Gabon to be first African nation to be paid to protect its rainforests

Gabon to be first African nation to be paid to protect its rainforests

Gabon has reportedly become the first country in Africa to get paid to reduce carbon emissions by protecting its rainforest. As per reliable sources, the UN-supported Central African Forest Initiative (CAFI) has extended the first $17 million-tranche to the country as part of a $150 million deal, which was inked back in 2019.

Forests cover almost 90% of Gabon’s land and capture more carbon that the nation emits. Rainforests are critical in absorbing the world’s climate-heating emissions.

According to CAFI, the African nation has seemingly managed to reduce deforestation and subsequently lowered carbon emissions in the years 2016 and 2017 compared to the preceding decade.

In view of this, Norway, through CAFI, has paid $17 million to Gabon based on a formula that calculates the amount of carbon that would have otherwise been released. The remaining amount under the $150 million-agreement would supposedly be released to the country over the coming years.

Lee White, the Minister of Water, Forests, the Sea, and Environment of Gabon, stated that this initial payment equates to 0.1% of the annual GDP of Gabon, nonetheless, it was a significant first step.

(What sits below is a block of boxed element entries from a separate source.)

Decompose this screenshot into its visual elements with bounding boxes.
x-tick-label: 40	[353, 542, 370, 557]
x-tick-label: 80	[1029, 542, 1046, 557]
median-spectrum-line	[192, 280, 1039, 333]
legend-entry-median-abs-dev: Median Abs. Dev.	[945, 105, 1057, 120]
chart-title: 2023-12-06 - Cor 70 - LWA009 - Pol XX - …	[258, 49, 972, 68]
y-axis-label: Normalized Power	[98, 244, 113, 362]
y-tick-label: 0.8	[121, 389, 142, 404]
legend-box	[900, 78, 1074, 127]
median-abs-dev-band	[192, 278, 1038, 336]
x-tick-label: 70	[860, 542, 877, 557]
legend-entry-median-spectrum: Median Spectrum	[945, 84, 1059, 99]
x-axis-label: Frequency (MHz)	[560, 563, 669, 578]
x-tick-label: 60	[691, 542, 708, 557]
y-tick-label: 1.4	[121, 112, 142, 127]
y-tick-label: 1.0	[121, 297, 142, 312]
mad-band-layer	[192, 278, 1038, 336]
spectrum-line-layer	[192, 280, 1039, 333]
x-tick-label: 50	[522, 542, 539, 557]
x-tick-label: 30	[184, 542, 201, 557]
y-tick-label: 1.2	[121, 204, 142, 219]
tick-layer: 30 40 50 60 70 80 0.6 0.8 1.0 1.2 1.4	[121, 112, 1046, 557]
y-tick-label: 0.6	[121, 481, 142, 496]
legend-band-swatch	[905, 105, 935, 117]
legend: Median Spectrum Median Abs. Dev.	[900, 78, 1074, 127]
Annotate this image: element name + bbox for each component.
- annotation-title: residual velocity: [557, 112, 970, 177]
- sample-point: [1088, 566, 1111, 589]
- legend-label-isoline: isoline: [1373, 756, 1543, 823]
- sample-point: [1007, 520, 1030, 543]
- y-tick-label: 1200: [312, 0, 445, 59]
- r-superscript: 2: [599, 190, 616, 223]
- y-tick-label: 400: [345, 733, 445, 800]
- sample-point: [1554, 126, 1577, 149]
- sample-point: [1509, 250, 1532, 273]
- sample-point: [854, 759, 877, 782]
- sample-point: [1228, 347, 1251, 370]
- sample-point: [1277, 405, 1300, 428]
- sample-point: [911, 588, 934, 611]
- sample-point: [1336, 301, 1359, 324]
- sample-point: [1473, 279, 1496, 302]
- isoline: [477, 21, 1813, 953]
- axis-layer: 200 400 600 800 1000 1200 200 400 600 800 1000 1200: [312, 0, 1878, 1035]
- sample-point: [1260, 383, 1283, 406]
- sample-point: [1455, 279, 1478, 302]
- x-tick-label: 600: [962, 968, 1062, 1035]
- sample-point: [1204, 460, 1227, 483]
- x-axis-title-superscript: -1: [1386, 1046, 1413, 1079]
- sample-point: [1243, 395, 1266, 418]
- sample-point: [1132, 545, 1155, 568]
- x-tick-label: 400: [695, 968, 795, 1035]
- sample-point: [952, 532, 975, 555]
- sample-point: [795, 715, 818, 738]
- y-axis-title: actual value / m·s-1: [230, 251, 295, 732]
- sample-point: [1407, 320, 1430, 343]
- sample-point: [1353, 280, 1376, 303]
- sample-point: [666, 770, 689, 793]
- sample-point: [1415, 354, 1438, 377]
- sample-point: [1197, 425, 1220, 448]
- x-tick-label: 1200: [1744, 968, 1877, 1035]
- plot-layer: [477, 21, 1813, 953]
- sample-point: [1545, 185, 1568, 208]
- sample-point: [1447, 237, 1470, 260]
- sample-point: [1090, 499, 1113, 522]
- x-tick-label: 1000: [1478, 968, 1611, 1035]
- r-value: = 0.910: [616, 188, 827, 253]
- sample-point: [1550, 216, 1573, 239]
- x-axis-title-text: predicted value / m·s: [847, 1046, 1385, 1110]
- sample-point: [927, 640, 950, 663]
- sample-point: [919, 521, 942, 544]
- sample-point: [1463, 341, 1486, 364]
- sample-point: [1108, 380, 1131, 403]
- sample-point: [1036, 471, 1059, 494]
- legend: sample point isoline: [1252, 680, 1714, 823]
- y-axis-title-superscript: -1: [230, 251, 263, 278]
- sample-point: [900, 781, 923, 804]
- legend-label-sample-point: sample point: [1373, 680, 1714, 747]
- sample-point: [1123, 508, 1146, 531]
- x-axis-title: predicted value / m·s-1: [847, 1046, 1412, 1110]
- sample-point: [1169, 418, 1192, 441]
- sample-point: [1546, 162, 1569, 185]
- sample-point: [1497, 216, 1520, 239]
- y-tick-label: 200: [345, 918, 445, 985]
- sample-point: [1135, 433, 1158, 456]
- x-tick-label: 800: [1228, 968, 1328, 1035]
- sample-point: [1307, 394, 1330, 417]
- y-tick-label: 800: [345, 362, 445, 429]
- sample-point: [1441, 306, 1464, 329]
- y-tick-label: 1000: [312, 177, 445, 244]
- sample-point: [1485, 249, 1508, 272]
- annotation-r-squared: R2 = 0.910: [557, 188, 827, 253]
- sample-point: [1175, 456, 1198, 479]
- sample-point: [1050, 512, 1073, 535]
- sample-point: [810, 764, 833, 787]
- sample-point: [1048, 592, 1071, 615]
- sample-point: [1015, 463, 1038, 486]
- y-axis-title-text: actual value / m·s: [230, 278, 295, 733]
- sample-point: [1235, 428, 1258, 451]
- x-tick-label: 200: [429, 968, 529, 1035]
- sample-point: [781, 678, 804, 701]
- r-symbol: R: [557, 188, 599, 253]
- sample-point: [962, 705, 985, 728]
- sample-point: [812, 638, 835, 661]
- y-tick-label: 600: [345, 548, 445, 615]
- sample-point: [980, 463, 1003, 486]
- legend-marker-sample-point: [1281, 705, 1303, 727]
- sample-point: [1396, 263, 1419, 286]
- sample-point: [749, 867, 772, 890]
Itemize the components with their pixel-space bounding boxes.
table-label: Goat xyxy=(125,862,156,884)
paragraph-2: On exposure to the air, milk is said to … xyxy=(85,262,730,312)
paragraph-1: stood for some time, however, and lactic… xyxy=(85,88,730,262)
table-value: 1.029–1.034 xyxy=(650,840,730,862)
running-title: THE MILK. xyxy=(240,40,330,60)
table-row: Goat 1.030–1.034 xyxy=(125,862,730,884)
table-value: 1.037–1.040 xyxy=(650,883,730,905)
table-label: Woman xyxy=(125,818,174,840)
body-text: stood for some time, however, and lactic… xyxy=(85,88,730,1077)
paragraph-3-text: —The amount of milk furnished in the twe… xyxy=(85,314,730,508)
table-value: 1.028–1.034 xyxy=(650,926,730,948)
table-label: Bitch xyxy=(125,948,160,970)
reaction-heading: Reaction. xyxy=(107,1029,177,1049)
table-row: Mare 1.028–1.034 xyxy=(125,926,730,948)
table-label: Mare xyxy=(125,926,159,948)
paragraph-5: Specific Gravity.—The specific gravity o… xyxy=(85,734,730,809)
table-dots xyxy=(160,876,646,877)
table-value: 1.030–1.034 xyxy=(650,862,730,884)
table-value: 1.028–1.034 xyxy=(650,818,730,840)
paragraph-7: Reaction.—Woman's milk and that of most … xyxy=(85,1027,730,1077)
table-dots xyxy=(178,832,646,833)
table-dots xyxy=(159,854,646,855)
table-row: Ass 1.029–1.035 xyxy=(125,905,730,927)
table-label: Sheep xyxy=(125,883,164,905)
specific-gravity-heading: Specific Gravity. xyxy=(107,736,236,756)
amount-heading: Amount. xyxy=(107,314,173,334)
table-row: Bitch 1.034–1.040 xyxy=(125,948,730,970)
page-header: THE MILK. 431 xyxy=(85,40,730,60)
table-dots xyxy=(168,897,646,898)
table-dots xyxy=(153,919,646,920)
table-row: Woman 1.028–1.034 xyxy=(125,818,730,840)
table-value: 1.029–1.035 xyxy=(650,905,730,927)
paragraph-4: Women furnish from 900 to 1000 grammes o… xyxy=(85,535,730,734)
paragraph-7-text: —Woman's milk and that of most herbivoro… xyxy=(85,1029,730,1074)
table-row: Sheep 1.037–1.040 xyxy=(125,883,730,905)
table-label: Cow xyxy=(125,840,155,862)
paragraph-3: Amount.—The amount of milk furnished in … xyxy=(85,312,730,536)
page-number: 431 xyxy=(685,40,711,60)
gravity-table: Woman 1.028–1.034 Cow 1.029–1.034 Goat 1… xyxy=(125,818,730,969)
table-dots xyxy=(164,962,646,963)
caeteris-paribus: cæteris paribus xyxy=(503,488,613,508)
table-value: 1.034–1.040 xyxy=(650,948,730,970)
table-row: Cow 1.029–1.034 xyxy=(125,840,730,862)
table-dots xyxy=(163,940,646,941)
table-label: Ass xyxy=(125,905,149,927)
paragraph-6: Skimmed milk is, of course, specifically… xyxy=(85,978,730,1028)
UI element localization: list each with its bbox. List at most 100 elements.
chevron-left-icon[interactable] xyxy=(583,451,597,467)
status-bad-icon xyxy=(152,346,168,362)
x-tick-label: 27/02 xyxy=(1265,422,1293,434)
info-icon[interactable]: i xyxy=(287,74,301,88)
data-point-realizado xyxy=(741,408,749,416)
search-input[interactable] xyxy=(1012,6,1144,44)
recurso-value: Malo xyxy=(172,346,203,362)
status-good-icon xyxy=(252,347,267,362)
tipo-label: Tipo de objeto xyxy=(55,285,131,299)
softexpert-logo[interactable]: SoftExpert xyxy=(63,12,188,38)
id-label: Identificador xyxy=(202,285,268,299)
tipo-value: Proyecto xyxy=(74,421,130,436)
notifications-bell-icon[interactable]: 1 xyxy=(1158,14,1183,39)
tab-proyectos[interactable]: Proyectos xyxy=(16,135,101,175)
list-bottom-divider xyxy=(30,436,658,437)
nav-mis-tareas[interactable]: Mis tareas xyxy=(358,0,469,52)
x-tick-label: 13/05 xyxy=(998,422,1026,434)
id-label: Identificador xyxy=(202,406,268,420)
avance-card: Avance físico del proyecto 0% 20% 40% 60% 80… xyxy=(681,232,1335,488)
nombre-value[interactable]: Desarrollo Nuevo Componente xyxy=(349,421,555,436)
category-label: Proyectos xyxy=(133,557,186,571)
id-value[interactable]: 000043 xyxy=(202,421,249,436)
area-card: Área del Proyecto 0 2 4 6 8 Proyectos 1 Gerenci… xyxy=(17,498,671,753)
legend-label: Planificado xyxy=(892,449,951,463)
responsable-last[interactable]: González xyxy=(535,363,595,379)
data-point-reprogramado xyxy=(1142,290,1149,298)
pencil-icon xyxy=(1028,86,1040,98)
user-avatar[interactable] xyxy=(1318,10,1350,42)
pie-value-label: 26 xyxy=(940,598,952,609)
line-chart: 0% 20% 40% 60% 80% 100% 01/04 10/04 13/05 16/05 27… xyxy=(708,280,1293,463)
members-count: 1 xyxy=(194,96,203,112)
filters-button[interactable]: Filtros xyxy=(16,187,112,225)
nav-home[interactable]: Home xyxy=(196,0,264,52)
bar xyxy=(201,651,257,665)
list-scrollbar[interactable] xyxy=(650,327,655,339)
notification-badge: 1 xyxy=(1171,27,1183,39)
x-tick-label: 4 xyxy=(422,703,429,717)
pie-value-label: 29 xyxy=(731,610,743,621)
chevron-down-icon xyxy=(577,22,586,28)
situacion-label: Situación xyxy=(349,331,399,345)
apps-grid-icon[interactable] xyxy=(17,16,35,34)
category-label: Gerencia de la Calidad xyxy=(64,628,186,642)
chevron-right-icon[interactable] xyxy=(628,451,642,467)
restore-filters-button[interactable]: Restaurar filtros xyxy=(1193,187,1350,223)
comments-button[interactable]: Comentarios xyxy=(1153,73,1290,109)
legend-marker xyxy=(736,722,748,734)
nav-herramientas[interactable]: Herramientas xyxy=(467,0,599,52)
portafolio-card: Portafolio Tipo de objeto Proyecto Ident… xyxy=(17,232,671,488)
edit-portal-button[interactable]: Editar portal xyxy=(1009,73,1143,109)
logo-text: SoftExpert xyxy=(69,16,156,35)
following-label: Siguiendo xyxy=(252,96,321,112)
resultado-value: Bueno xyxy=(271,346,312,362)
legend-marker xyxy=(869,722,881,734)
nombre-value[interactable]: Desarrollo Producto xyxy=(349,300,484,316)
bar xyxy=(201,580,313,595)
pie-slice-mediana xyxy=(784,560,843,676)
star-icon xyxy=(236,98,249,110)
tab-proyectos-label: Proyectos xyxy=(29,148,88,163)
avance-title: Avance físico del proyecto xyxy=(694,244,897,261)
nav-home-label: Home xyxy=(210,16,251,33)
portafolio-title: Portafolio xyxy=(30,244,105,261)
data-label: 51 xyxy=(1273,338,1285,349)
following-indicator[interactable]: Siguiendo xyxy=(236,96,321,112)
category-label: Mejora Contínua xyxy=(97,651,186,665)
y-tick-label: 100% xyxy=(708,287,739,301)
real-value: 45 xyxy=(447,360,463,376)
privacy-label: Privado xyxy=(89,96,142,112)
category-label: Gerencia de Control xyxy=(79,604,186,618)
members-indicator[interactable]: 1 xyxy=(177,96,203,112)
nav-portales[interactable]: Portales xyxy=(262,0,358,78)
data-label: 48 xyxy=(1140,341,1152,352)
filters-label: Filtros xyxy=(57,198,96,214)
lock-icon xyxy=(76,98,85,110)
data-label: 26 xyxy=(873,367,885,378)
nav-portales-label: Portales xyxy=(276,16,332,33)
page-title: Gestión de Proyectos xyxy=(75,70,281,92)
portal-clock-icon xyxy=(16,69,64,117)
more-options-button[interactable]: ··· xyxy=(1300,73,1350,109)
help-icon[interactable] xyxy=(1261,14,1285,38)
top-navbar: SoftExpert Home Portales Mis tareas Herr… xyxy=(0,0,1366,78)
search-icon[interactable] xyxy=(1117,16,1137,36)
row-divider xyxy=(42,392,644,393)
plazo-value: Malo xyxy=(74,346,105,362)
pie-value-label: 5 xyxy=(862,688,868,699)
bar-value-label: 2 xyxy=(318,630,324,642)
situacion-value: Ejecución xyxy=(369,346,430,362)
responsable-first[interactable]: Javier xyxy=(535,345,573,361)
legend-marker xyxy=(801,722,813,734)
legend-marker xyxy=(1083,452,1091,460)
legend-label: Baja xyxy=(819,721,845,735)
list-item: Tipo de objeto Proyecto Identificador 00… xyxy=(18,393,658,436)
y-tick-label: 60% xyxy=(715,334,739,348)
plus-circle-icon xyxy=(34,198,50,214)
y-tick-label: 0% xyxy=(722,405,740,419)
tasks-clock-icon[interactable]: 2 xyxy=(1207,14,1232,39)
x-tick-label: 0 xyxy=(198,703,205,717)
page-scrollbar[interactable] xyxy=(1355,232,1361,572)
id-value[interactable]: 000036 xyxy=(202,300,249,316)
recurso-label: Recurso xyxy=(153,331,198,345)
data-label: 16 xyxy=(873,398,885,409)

White added that Norway has validated the African nation’s systems for monitoring carbon emissions and deforestation, which could aid high carbon-emitting countries in paying to help Gabon manage its resources in the coming years.

Gabon has apparently launched several conservation schemes in recent years, along with building 13 national parks and undertaking a project to tackle illegal logging.

However, the country evidently aims to bring in more money from timber. Therefore, the nation would continue to harvest trees and enhance the value of the sector through increased domestic processing of raw material.

Rainforest Foundation UK, the charity organization working on rainforest protection and community land rights, has reportedly said that while funds for forest protection is crucial, the payment risked becoming a “public relations” exercise.

It is worth noting that data released by Global Forest Watch indicated that in 2017, Gabon reported the highest rate of forest loss since 2001. On the other hand, the country’s government has said that as per its monitoring data, Gabon could maintain its carbon stocks by sustainable forestry, reports suggest.